Studio album by Lewis Black
- Released: June 1, 2000
- Recorded: November 1999
- Venue: Laugh Lines Comedy Club (Madison, Wisconsin)
- Genre: Comedy
- Length: 50:20
- Label: -ismist Recordings later Stand Up! Records
- Producer: Lewis Black, John Machnik, Dan Schlissel

Lewis Black chronology
|  | The White Album (2000) | Revolver (2002) |

= The White Album (Lewis Black album) =

The White Album is Lewis Black's first album, recorded in 1999 at Laugh Lines Comedy Club in Madison, Wisconsin and released on June 1, 2000.

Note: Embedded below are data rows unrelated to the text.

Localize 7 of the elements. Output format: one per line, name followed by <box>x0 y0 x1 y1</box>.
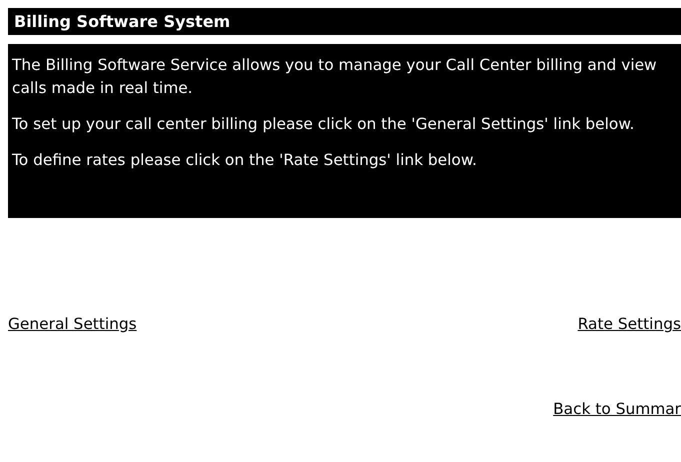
info-paragraph: The Billing Software Service allows you to manage your Call Center billing and view calls made in real time. <box>12 55 658 99</box>
page-title: Billing Software System <box>8 8 681 35</box>
info-paragraph: To set up your call center billing please click on the 'General Settings' link below. <box>12 114 636 135</box>
info-paragraph: To define rates please click on the 'Rate Settings' link below. <box>12 150 478 171</box>
summary-link[interactable]: Back to Summar <box>553 400 681 418</box>
settings-link[interactable]: Rate Settings <box>578 315 681 333</box>
settings-link[interactable]: General Settings <box>8 315 137 333</box>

The cover and title is a reference to the album The Beatles (also commonly referred to as The White Album).

Professional ratings
Review scores
| Source | Rating |
| AllMusic |  |

==Track listing==
1. "Wisconsin" - 2:44
2. "The Fall, Hurricanes and Weathermen" - 9:04
3. "The Ozone, Sunblock, the Flu, and Nyquil" - 5:40
4. "Miami and Las Vegas" - 6:30
5. "Fuck, New York, Los Angeles" - 4:16
6. "TV Pilot" - 2:20
7. "IHOP (The International House of Pancakes)" - 4:11
8. "Heaven's Gate" - 2:12
9. "Bill Clinton and Oral Sex" - 2:33
10. "The Impeachment" - 2:37
11. "Education in Arkansas" - 3:10
12. "Other Idiots from Arkansas" - 5:01

===Notes===
Originally released on -ismist Recordings, the CD was rereleased when the comedy division of -ismist was spun off to become Stand Up! Records.

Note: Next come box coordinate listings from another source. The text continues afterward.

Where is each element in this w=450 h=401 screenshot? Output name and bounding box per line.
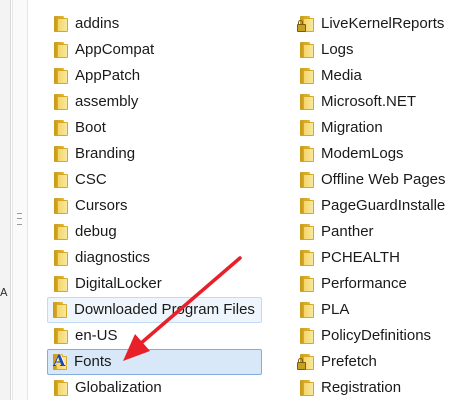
folder-name: Downloaded Program Files — [74, 301, 255, 318]
folder-icon — [54, 328, 68, 344]
folder-item-csc[interactable]: CSC — [48, 167, 262, 193]
folder-item-en-us[interactable]: en-US — [48, 323, 262, 349]
folder-icon — [300, 276, 314, 292]
fonts-folder-icon: A — [53, 351, 67, 370]
folder-icon — [300, 302, 314, 318]
folder-item-digitallocker[interactable]: DigitalLocker — [48, 271, 262, 297]
folder-item-performance[interactable]: Performance — [294, 271, 450, 297]
folder-name: debug — [75, 223, 117, 240]
folder-icon — [54, 42, 68, 58]
folder-icon — [54, 16, 68, 32]
folder-name: en-US — [75, 327, 118, 344]
folder-item-modemlogs[interactable]: ModemLogs — [294, 141, 450, 167]
folder-name: addins — [75, 15, 120, 32]
folder-icon — [54, 276, 68, 292]
navigation-pane[interactable]: A — [0, 0, 11, 400]
folder-item-diagnostics[interactable]: diagnostics — [48, 245, 262, 271]
folder-item-registration[interactable]: Registration — [294, 375, 450, 401]
folder-item-pla[interactable]: PLA — [294, 297, 450, 323]
folder-icon — [300, 120, 314, 136]
folder-icon — [300, 250, 314, 266]
folder-item-globalization[interactable]: Globalization — [48, 375, 262, 401]
folder-item-media[interactable]: Media — [294, 63, 450, 89]
folder-name: Performance — [321, 275, 407, 292]
folder-name: PageGuardInstalle — [321, 197, 446, 214]
folder-item-debug[interactable]: debug — [48, 219, 262, 245]
folder-item-migration[interactable]: Migration — [294, 115, 450, 141]
folder-item-offline-web-pages[interactable]: Offline Web Pages — [294, 167, 450, 193]
folder-name: CSC — [75, 171, 107, 188]
folder-name: diagnostics — [75, 249, 151, 266]
folder-item-fonts[interactable]: A Fonts — [47, 349, 262, 375]
folder-icon — [300, 172, 314, 188]
folder-item-panther[interactable]: Panther — [294, 219, 450, 245]
folder-item-assembly[interactable]: assembly — [48, 89, 262, 115]
folder-icon — [300, 224, 314, 240]
folder-item-appcompat[interactable]: AppCompat — [48, 37, 262, 63]
folder-item-microsoft-net[interactable]: Microsoft.NET — [294, 89, 450, 115]
folder-icon — [54, 68, 68, 84]
folder-name: Media — [321, 67, 362, 84]
folder-name: Globalization — [75, 379, 162, 396]
folder-name: PCHEALTH — [321, 249, 400, 266]
folder-name: LiveKernelReports — [321, 15, 445, 32]
folder-item-boot[interactable]: Boot — [48, 115, 262, 141]
folder-item-pchealth[interactable]: PCHEALTH — [294, 245, 450, 271]
folder-name: Offline Web Pages — [321, 171, 446, 188]
folder-name: Branding — [75, 145, 136, 162]
folder-name: Registration — [321, 379, 402, 396]
folder-icon — [54, 94, 68, 110]
folder-icon — [54, 224, 68, 240]
folder-item-pageguardinstalle[interactable]: PageGuardInstalle — [294, 193, 450, 219]
folder-name: Fonts — [74, 353, 112, 370]
folder-name: Panther — [321, 223, 374, 240]
nav-pane-glyph: A — [0, 286, 8, 299]
folder-name: assembly — [75, 93, 139, 110]
folder-item-logs[interactable]: Logs — [294, 37, 450, 63]
folder-item-livekernelreports[interactable]: LiveKernelReports — [294, 11, 450, 37]
folder-icon — [300, 68, 314, 84]
folder-icon — [300, 42, 314, 58]
folder-icon — [300, 146, 314, 162]
folder-name: AppPatch — [75, 67, 141, 84]
folder-item-downloaded-program-files[interactable]: Downloaded Program Files — [47, 297, 262, 323]
folder-name: Logs — [321, 41, 354, 58]
folder-name: Cursors — [75, 197, 128, 214]
folder-item-branding[interactable]: Branding — [48, 141, 262, 167]
folder-list-column-right: LiveKernelReports Logs Media Microsoft.NET M… — [294, 11, 450, 401]
folder-name: PLA — [321, 301, 350, 318]
folder-name: DigitalLocker — [75, 275, 162, 292]
folder-icon — [54, 172, 68, 188]
splitter-grip-icon — [17, 213, 22, 225]
locked-folder-icon — [297, 354, 314, 370]
folder-icon — [300, 198, 314, 214]
folder-icon — [54, 198, 68, 214]
locked-folder-icon — [297, 16, 314, 32]
folder-item-addins[interactable]: addins — [48, 11, 262, 37]
folder-name: Prefetch — [321, 353, 377, 370]
folder-name: AppCompat — [75, 41, 155, 58]
folder-icon — [300, 94, 314, 110]
folder-item-prefetch[interactable]: Prefetch — [294, 349, 450, 375]
folder-name: Boot — [75, 119, 106, 136]
folder-icon — [300, 328, 314, 344]
folder-icon — [54, 250, 68, 266]
folder-item-apppatch[interactable]: AppPatch — [48, 63, 262, 89]
folder-item-cursors[interactable]: Cursors — [48, 193, 262, 219]
folder-icon — [54, 380, 68, 396]
folder-icon — [54, 146, 68, 162]
folder-name: PolicyDefinitions — [321, 327, 432, 344]
folder-list-column-left: addins AppCompat AppPatch assembly Boot Brand… — [47, 11, 262, 401]
folder-item-policydefinitions[interactable]: PolicyDefinitions — [294, 323, 450, 349]
folder-icon — [300, 380, 314, 396]
folder-name: ModemLogs — [321, 145, 404, 162]
folder-name: Migration — [321, 119, 383, 136]
folder-icon — [54, 120, 68, 136]
folder-name: Microsoft.NET — [321, 93, 417, 110]
pane-splitter[interactable] — [12, 0, 28, 400]
folder-icon — [53, 302, 67, 318]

A limited vinyl edition of 450 was released on white vinyl by -ismist Recordings.

The CD version of the album features a hidden track, which was originally available separately under the title Revolver. Once Revolver appeared to be close to out of print, it was incorporated as a hidden track. The track can be heard by playing the beginning of track one and then using the rewind/search button to go back 21:15. Early pressings of the CD, prior to 2005, did not include a hidden track at all.

The first pressing of CDs on the original -ismist Recordings imprint were missing one track, a manufacturing mistake. The label offered a free copy of the "fixed" CD to people who had purchased the original pressing for several years.

In the final track, "Other Idiots from Arkansas", Black reads aloud from an article in the Arkansas Democrat-Gazette in which two men in Cotton Plant, Arkansas became injured after a bullet that had been inserted into their truck's fusebox subsequently discharged, causing the driver to lose control of the vehicle. This article is actually a hoax: the Democrat-Gazette publicly denies that it ever printed such a story and has set up a webpage to address the widespread distribution (chiefly through e-mail) of the fake article.